2.   Appeal & error -- abstract flagrantly deficient -- case
     affirmed. -- Where appellants' record, abridgement of record,
     and citation of supporting legal authority were so deficient
     that the supreme court could not fully consider and decide
     their arguments on appeal, the case was affirmed.  


     Appeal from Pulaski Circuit Court; Morris W. Thompson, Judge;
affirmed.
     David P. Henry, for appellants.
     Timoth Davis Fox, for appellee.

     Tom Glaze, Justice.
     The appellants are North Little Rock property owners whose
lots back up to and adjoin the northern boundary of a commercial
development, Lakewood Village Subdivision.  A platted forty-foot
buffer zone divided the commercial property and the residential
lots.  Apparently the commercial development owner applied to the
North Little Rock Planning Commission for a waiver of the buffer
zone, and the request was granted.  Immediately afterwards, the
developer removed the trees and other greenery from the buffer
zone, and built a retaining wall in place of the greenery.
     Appellants filed suit in circuit court against the City of
North Little Rock, alleging a wrongful taking of property.  They
asserted that the City's action in granting the commercial
developer a waiver was done without giving them notice and a
hearing.  This failure of notice and hearing, appellants alleged,
violated city ordinances and represented a loss of a property right
without due process and just compensation.  The City answered,
denying the appellants' complaint, and subsequently moved for
summary judgment.  The City attached ten exhibits in support of its
motion.  After appellants filed their response, the circuit court
granted the City's motion, holding the appellants had no protected
property interest in the platted buffer zone, so no due process
rights were violated.  Appellants brought this appeal, disagreeing
with the trial court's decision.
     On appeal, the City initially argues the appellants have
failed to comply with this court's abstracting requirements and
submits this deficiency requires affirmance.  We must agree.  The
transcript in this case is 395 pages, but 373 pages are omitted
from the abstract.  None of the ten exhibits to the City's Motion
for Summary Judgment were abstracted, which omissions include a
"screening or buffering" ordinance exhibit and a planning
commission regulation excerpt exhibit that dealt with buffer-zone
strips located between commercial and residential properties.  Nor
have appellants provided us with the ordinance(s) that they claim
give them a right to notice and a hearing before any waiver of
buffer zones can be granted by the planning commission or City. 
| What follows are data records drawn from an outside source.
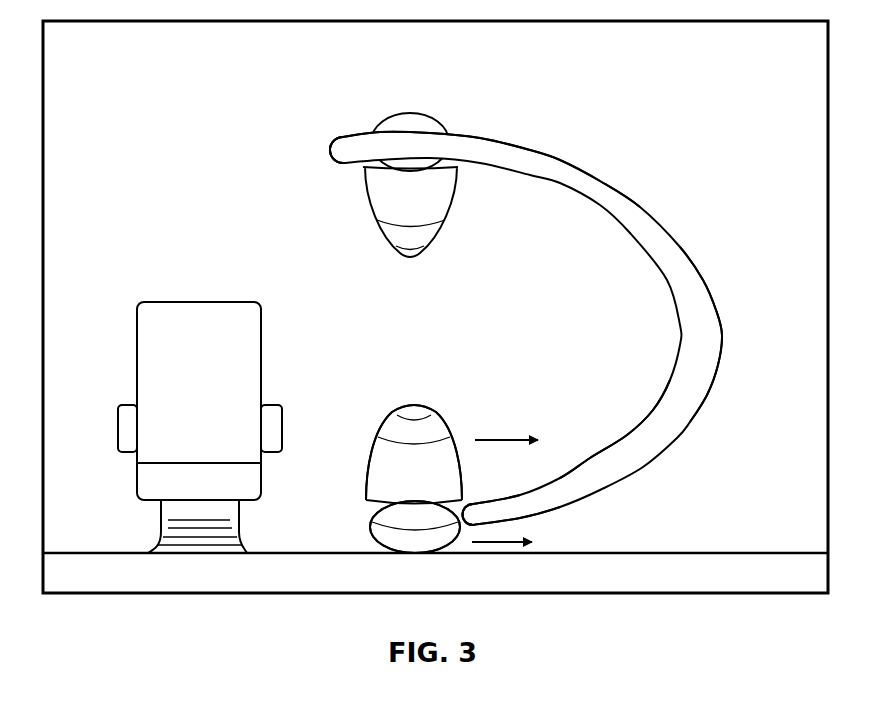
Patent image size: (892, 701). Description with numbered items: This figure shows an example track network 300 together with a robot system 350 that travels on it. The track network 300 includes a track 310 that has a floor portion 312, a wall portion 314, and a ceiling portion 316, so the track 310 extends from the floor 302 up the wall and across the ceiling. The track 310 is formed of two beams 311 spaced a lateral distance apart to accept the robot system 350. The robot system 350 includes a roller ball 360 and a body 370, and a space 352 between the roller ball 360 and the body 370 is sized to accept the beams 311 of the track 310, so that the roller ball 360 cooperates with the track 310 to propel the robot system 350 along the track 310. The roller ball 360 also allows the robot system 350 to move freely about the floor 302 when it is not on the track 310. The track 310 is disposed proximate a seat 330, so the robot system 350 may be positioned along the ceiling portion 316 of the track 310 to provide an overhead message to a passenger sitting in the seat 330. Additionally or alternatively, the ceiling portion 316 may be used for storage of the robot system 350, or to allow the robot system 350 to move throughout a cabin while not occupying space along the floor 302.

The track network 300 is at (726, 233).
The floor 302 is at (718, 553).
The track 310 is at (588, 460).
The beams 311 is at (560, 164).
The floor portion 312 is at (580, 503).
The wall portion 314 is at (723, 334).
The ceiling portion 316 is at (488, 133).
The seat 330 is at (137, 357).
The robot system 350 is at (453, 388).
The space 352 is at (337, 167).
The roller ball 360 is at (419, 113).
The body 370 is at (457, 207).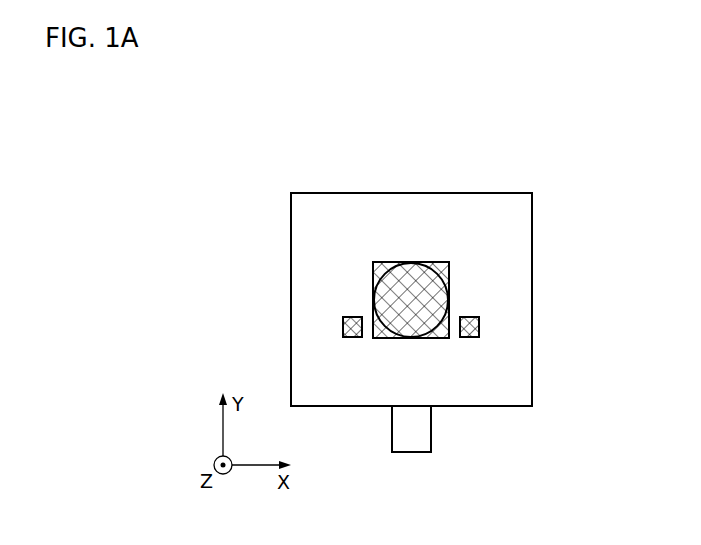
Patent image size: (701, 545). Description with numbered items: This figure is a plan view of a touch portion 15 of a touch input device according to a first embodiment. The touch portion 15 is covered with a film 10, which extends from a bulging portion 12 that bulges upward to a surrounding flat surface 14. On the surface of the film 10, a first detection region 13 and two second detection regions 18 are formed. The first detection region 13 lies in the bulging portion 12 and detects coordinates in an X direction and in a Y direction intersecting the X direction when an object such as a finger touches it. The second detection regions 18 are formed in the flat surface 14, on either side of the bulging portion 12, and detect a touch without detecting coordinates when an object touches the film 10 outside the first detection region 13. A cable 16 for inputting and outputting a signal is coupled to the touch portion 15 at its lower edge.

The film 10 is at (532, 266).
The bulging portion 12 is at (449, 272).
The first detection region 13 is at (449, 309).
The flat surface 14 is at (483, 204).
The touch portion 15 is at (506, 147).
The cable 16 is at (431, 432).
The second detection regions 18 is at (479, 328).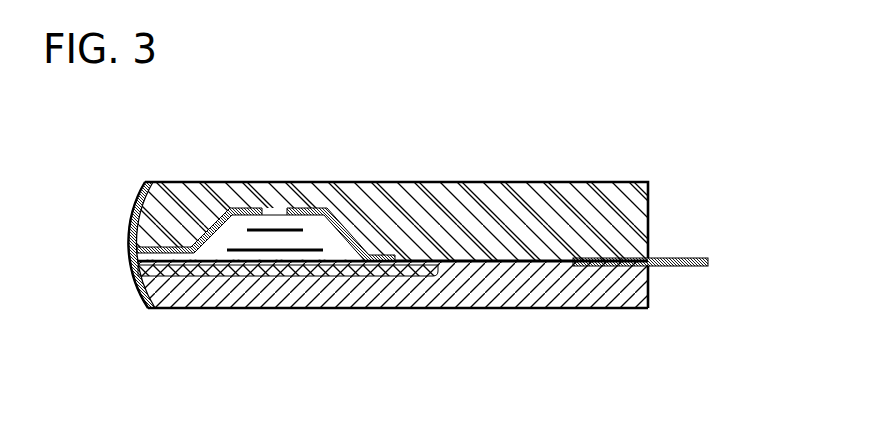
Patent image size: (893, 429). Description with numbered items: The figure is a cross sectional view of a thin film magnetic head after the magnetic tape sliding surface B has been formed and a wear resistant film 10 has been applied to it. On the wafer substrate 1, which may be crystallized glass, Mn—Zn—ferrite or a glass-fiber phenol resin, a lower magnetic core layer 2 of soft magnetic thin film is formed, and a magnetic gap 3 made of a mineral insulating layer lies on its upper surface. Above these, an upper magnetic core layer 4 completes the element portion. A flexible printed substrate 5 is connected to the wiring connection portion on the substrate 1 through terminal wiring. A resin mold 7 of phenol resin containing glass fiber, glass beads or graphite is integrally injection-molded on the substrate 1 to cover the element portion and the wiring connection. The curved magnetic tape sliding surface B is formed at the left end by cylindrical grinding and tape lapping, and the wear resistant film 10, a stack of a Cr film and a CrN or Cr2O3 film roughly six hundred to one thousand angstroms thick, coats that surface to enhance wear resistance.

The wafer substrate 1 is at (648, 285).
The lower magnetic core layer 2 is at (420, 264).
The magnetic gap 3 is at (134, 255).
The upper magnetic core layer 4 is at (350, 230).
The flexible printed substrate 5 is at (673, 258).
The resin mold 7 is at (546, 210).
The wear resistant film 10 is at (135, 203).
The magnetic tape sliding surface B is at (119, 218).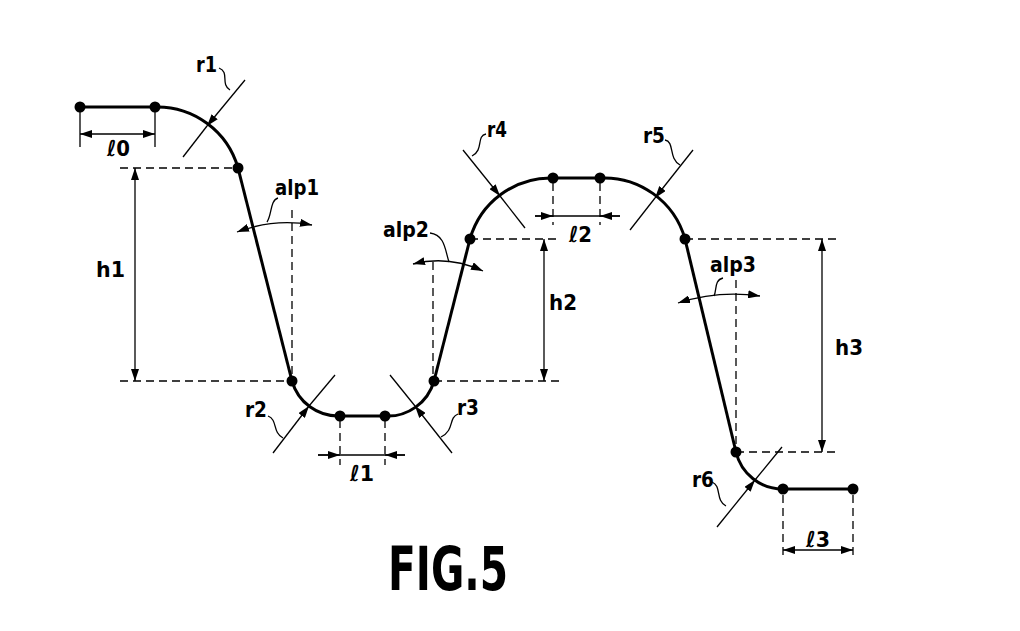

And while the appellants claimed below that the planning
commission's regulations and the City's "screening ordinance" gave
them a property interest in the disputed forty-foot buffer zone,
those regulations or ordinances are not a part of the abstract of
record.
     Appellants state in their reply brief that they did not
abstract the ordinance establishing their entitlement to notice
because such ordinance was not in the record.  Such a concession,
however, only suggests that the failure-of-notice issue they argue
on appeal was not properly preserved at the hearing below.  Also,
while appellants attempt to justify the ordinance abstract omission
by saying, "the City has not suggested appellants were not entitled
to a notice or hearing," their statement ignores the point that it
is their burden to establish their due process argument and to
demonstrate error.
     In conclusion, the trial court below and the City on appeal
point out that the appellants failed to cite any supporting legal
authority for the proposition that the City's action had deprived
them of a constitutionally protected property interest in a buffer
zone situated on adjoining real property.  On this point,
appellants mention only Ark. Const. Art. 2,  13, which generally
provides that every person is entitled to a remedy for all injuries
or wrongs he may receive to his person, property, or character. 
They do cite Richardson v. City of Little Rock Planning Comm'n, 295
Ark. 189, 747 S.W.2d 116 (1988), but the Richardson decision does
not involve the due process issue appellants attempt to raise here. 
Though appellants offer considerable factual discussion and
argument bearing on this point for reversal, their supporting legal
authority is severely lacking and requires further research.
     Because appellants' record, abridgement of record, and
citation of supporting legal authority are so deficient that we
cannot fully consider and decide their arguments on appeal, we must
affirm.  See Ark. Sup. Ct. R. 4-2(a)(6) and (b)(1) and (2) (1997);
Stroud Crop, Inc. v. Hagler, 317 Ark. 139, 875 S.W.2d 851 (1994);
Anthony v. Kaplan, 324 Ark. 52, 918 S.W.2d 174 (1996).